The sisters' hands were a kaleidoscope of sparklers, as they danced through the night air with their incandescent wands. "Lighting up the night for ya," they chimed together.
Leo rolled his eyes. "How utterly pointless."
The Cedillo family's living room buzzed with the chatter of a sitcom, the interior as cozy as a warm hearth.
Outside, the biting wind whistled, but the clear glow of the porch light shone brightly, casting long shadows of everyone in the yard, intertwining then parting.
Andre, eager to show his wife the snowman he'd built, had thrown himself into the task with gusto.
Despite the winter chill, he'd shed his coat and was bustling about in the yard, devoid of his usual CEO demeanor.
At that moment, he was simply Andre—Hansen's son, Mia's husband, Henry's dad. No matter how imposing he might appear, he couldn't escape the simple human joys—the smoke from a chimney, the laughter of his family.

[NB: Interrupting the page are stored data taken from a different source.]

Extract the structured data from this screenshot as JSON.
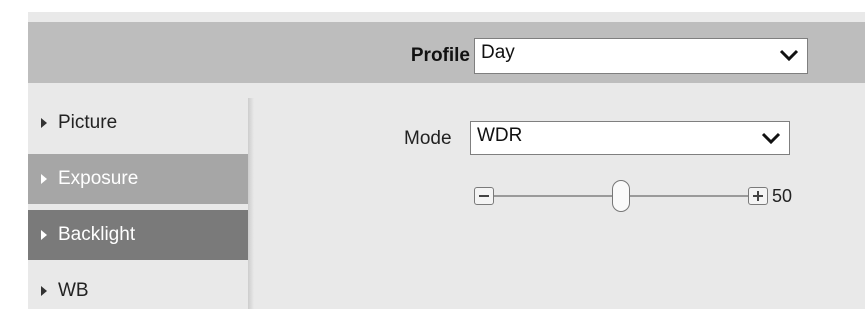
{
  "profile": {
    "label": "Profile",
    "selected": "Day"
  },
  "sidebar": {
    "items": [
      {
        "label": "Picture",
        "state": "normal"
      },
      {
        "label": "Exposure",
        "state": "hover"
      },
      {
        "label": "Backlight",
        "state": "selected"
      },
      {
        "label": "WB",
        "state": "normal"
      }
    ]
  },
  "backlight": {
    "mode_label": "Mode",
    "mode_selected": "WDR",
    "level": {
      "value": "50",
      "min": 0,
      "max": 100,
      "current": 50
    }
  },
  "icons": {
    "dropdown": "chevron-down-icon",
    "expand": "triangle-right-icon",
    "decrease": "minus-icon",
    "increase": "plus-icon"
  },
  "colors": {
    "header_bar": "#bdbdbd",
    "panel_bg": "#e9e9e9",
    "hover_item": "#a6a6a6",
    "selected_item": "#7a7a7a"
  }
}
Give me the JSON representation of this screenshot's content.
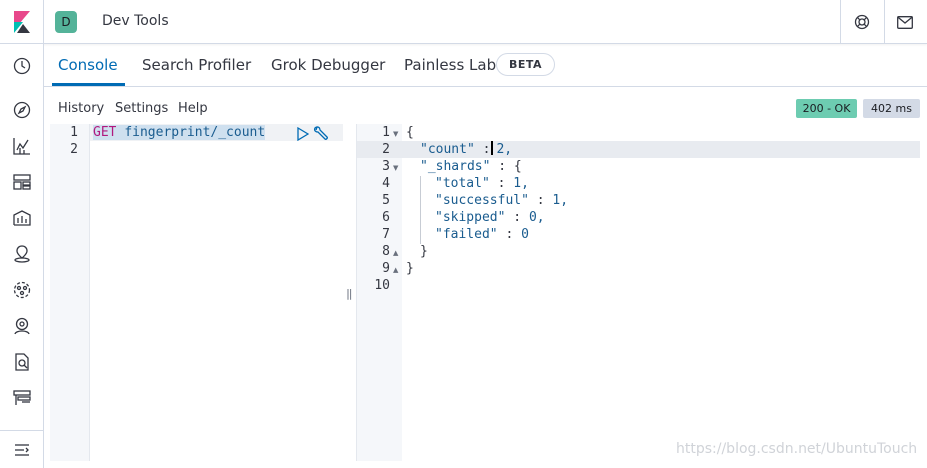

Oh, and little Henry was snuggled up in the arms of their trusted nanny.
Because his mom was about to set off fireworks!
One arm cradling a child does make it a bit harder to celebrate.
When the sparkling display was done, the sisters whipped out the secret stash of skyrocketing rockets, fizzling and popping all around the yard. Mia ran to ask her husband for a lighter, "Honey, I wanna set these off, gimme your lighter, will ya?"
Before marriage, Mia would have asked her father for a lighter; now, it was her husband's turn.
Andre patted his pockets, found none, and handed her the car keys instead. "Check the car."
Finding the lighter, Mia and Molly set to work, igniting each firework.
Little Henry watched, wide-eyed and pajama-clad in his mom's fluffy coat and the extra blanket his aunt insisted he wear, his tiny tiger hat and a scarf wrapped around his face, leaving only his sparkling eyes visible, full of curiosity.
Chad had tried calling Molly several times to no avail.
Eventually, he let it go and continued his night shift.
Last year, she’d brought him dumplings; this year, she seemed to have forgotten him.
Chad chuckled to himself. "Oh well."
The Byrne family home was quiet, with not a child in sight.
Grandma Aubree and Grandpa Elmer missed their granddaughter, "Molly doesn't even come to visit us anymore."
Coleen, always blunt, remarked, "Mom, you might as well enjoy the peace this year. Once Molly and Chad get hitched, you'll be wishing you could send her away."
Grandma Aubree and Grandpa Elmer immediately began to dread the end of their tranquil days.
Back at the Cedillo's, Andre abandoned the snowman to comfort his crying son.
Mommy's fireworks had given baby Henry quite the scare.
Henry cried in his father's arms. Why set off fireworks if it just scared the kids?
After Mia had her fill of fireworks, she finally remembered her son.
She dashed over to scoop up her child.
By eleven, the snowman was finished, and the fireworks were done.
Molly grabbed her lipstick to paint the snowman's lips, while Mia prepared to tackle its eyes with her eyeliner pencil.
"Mia, why isn't this going on?" Molly puzzled over her lipstick and the snowman's mouth.
Mia replied, "The lipstick's dry; it won't work."
Suddenly, she remembered the red ink in her husband's study. "Molly, wait here. I'll get some ink. It'll work better than lipstick."